The benefits of being a May Ball flower

Do you want to have fun with your friends at the hottest ticket in town? Is a themed piss up in some of Cambridge’s oldest and most beautiful buildings right up your alley? Well then apply to work at the St John’s May ball and you’ll get watch it all from the sidelines!

Lucien Davies-Jones

Tempting, I know.  I can’t think of a better way to pass a summer’s evening in Cambridge than making the same drink for the thousandth time. I was actually being serious there, I can’t think of a better way to pass the evening, but it’s the giving away of the drink for the thousandth time which really hurts.  That’s not to say that working for a May Ball can’t be fun.  In fact, the chance to watch people juggle red wine and food around courageously white dresses and shirts can be quite entertaining.  So if you do end up falling victim to the carefully worded calls for workers, so heavily spun that they have their own gravitational force, fear not: Violet is here to guide you through.

Having heard about the “great opportunities for personal development”, “the high pay”, and “newly legal” employment practices, who could resist opening the google doc of doom and popping your name down.  The difficulty, however, comes in deciding where to apply and what to apply for.  The answer to the first is “anywhere” that will take me, and the answer to the second is “please god not litter picking or clean up”.  For those who chose the fully paid full night of work, I have nothing but respect, and I’m sure their overdrafts will thank them.
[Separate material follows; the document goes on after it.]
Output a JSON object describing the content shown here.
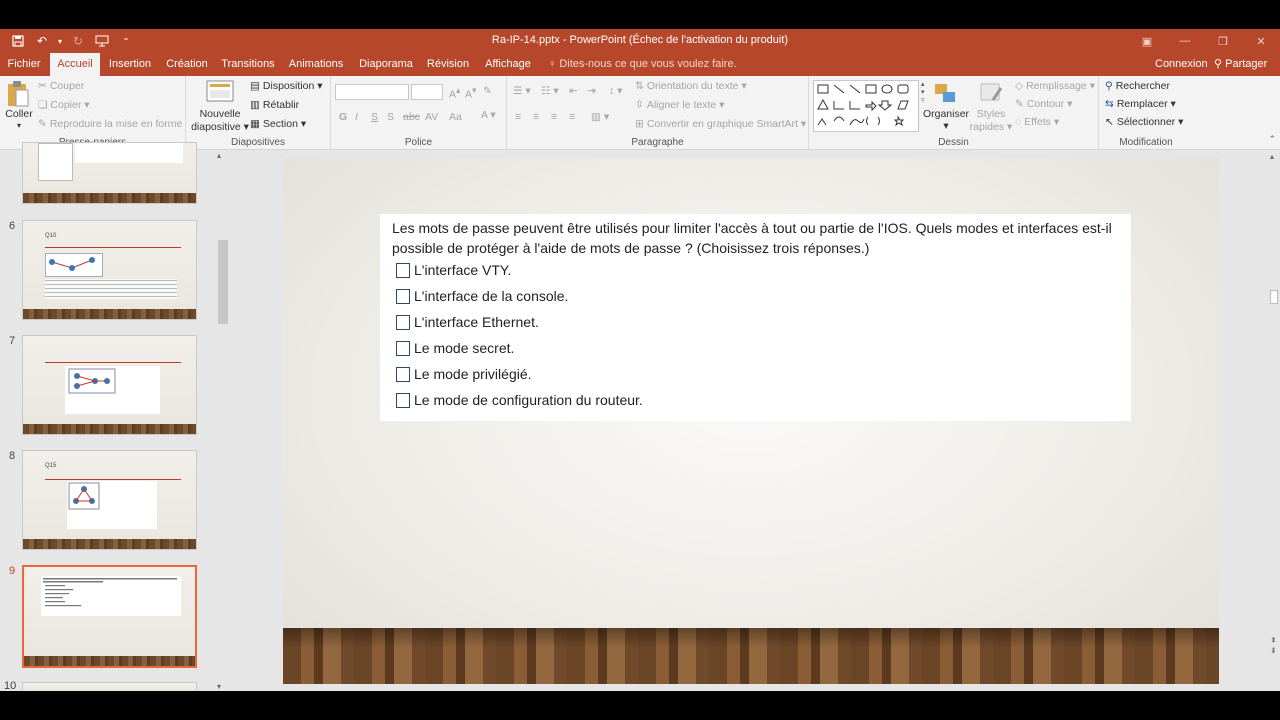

Plus, they get the added bonus of being the only sober person in the room — a surreal experience which is probably a bigger trip than whatever the rest of the crowd is on.  Personally, I prefer to be paid half-on, half-off: six hours of work to exchange a beige apron of bar work for the tux of the tango. 

Either way, to earn the right to either of these illustrious roles you first have to pass the interview.  That is if you’re lucky enough to have heard back from any of them yet.  I can assure you, as someone who’s been ghosted enough times to appear on Paranormal Activity, even a rejection comes as something of a relief.  But what, quelle horreure, if you actually do get asked to interview? What do you actually say?

Especially when the interview moves on to your “relevant skills and experience”.  Unless you’re Fred from First Dates, you’re unlikely to have enough catering experience to satisfy even your average BOP manager let alone the illustrious May Ball committees.  The only option is to apply so much spin to that one time you ran the school café, or that end of year event which you “organised” in year 7 that it has its own gravitational field.  You have to ham up your strong work ethic (a claim slightly undermined if you’re working half-on, half-off since you are literally throwing in the towel halfway through a shift), devotion to prosecco serving and teamwork ability that it appears that René from Allo Allo is applying.  Might this all not be a bit dishonest, I hear you cry?  Totally. But given the positively centrifugal enticements in the various descriptions of work, “competitive rates of pay” (competitive in that you are competing with all the other workers at the event for the single paycheck), “opportunities to work with friends”, and “newly legal employment practices”, it seems only fair that we can get creative too.  Be as creative as you like, they’ll stop scrolling over clichés when pigs fly.

With any luck, you’ll be shaking cocktails and then playing catch up by 01:00 in order to try and make the Daily Mail front page.  Having said that, this has never worked for me so I have no evidence to support its efficacy, but I guess it doesn’t really matter. You can always earn a bit of cash by snapping a photo of your friend face-down in the Trinity fountain and selling it to The Sun.